Psychische Belastung als Dienstunfall?

07. November 2023

Frage: Viele Beschäftigte im öffentlichen Dienst sind immensen psychischen Belastungen ausgesetzt. Ich denke da an unsere Lehrer, Polizisten und auch Beschäftigte in der Verwaltung mit Kundenkontakt. Kann eine überbordende psychische Belastung ein Dienstunfall sein?

Da tut sich was

Etwas Bewegung ist dagegen bei den posttraumatischen Belastungsstörungen in die Rechtsprechung gekommen. Denn für diesen Bereich hat das Bundessozialgericht entschieden, dass sie als „Wie-Berufskrankheit“ anerkannt werden können (22.6.2023, Az. B 2 U 11/20 R).

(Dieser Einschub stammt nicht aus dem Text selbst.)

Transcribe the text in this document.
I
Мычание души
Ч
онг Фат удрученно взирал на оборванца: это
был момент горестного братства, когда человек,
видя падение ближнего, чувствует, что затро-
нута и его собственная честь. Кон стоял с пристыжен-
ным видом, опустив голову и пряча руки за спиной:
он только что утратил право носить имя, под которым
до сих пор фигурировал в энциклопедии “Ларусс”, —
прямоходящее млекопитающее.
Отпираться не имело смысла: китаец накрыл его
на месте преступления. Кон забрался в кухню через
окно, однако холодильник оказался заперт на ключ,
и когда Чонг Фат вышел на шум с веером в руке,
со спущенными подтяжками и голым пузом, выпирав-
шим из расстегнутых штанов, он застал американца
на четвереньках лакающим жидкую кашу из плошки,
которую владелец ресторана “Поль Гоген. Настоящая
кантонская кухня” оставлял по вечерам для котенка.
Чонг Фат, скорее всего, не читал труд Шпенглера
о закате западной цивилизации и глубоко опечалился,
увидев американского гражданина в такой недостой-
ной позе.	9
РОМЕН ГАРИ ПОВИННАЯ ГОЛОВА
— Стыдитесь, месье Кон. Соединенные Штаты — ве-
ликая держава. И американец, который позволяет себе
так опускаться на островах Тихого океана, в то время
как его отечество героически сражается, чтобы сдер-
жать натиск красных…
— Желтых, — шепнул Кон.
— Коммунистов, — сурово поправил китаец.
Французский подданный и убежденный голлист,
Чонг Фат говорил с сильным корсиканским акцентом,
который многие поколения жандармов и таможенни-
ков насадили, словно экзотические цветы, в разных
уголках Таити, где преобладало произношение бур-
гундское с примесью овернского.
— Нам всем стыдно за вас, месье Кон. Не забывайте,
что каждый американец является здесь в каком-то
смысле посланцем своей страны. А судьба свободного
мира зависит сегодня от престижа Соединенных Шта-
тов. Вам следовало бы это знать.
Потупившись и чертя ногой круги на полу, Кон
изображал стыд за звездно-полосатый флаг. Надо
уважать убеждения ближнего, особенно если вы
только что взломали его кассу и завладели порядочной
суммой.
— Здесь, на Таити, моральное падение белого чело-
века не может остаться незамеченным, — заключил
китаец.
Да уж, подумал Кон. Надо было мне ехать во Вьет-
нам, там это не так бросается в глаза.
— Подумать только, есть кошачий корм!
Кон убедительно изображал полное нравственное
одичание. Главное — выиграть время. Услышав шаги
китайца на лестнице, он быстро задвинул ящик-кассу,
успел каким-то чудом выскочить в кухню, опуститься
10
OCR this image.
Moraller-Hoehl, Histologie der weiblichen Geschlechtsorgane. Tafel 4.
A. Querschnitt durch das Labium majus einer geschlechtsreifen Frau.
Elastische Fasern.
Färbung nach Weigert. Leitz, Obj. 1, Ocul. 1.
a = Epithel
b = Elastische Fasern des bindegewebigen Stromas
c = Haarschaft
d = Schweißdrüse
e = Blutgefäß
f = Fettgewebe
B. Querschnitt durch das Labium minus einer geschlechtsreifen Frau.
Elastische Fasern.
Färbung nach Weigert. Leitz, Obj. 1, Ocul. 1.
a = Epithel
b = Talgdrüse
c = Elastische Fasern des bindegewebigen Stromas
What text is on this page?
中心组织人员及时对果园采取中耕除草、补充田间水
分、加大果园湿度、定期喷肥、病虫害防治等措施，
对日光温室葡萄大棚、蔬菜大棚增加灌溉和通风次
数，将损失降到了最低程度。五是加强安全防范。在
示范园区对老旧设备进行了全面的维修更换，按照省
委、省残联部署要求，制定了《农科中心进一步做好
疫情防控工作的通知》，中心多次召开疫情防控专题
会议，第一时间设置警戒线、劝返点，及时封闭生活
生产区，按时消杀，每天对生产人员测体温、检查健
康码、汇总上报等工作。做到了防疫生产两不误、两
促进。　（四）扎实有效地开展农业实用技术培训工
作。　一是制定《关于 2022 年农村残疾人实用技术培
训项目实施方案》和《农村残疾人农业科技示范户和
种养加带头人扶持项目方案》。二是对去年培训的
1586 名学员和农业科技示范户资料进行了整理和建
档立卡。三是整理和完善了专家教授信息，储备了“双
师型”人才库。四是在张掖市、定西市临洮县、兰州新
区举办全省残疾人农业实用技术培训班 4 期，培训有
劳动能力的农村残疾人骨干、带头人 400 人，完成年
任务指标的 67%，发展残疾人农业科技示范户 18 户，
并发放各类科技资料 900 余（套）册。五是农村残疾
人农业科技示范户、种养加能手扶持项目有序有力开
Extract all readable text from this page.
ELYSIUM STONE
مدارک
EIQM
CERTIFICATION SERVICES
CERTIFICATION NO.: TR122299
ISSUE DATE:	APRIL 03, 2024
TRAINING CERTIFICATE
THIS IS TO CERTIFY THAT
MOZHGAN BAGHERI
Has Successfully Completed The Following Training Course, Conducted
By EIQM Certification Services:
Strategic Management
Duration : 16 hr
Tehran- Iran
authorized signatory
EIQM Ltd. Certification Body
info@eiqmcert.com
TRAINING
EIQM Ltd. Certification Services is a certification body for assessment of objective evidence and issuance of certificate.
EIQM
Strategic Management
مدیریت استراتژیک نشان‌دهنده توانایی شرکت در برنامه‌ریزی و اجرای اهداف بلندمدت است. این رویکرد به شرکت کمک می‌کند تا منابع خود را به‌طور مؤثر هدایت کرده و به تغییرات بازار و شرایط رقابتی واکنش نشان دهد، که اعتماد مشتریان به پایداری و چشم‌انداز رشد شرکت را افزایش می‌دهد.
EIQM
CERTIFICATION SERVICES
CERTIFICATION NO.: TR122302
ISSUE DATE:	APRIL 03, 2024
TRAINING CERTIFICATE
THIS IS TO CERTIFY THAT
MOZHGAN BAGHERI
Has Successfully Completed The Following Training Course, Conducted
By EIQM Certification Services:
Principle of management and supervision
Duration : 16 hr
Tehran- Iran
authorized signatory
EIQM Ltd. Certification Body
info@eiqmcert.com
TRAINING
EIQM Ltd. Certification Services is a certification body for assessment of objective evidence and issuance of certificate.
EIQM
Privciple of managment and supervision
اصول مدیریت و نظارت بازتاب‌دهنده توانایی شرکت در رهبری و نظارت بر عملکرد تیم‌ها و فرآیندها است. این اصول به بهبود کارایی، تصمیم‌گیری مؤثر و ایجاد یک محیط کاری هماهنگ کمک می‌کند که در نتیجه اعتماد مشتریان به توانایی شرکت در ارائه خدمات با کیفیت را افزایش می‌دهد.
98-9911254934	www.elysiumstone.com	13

Maria Markatou: Psychische Belastungen an sich eher nicht, wie der folgende aktuelle Fall zeigt:

Ein 46-jähriger ehemaliger Polizeikommissar ist mittlerweile wegen Dienstunfähigkeit im Ruhestand. Nach einer längeren Krankheitszeit wurde er in der Wiedereingliederungsphase mehrere Monate zur Sichtung kinderpornografischen Bildund Videomaterials eingesetzt. Dies führte zu einer attestierten spezifischen stressassoziierten Störung.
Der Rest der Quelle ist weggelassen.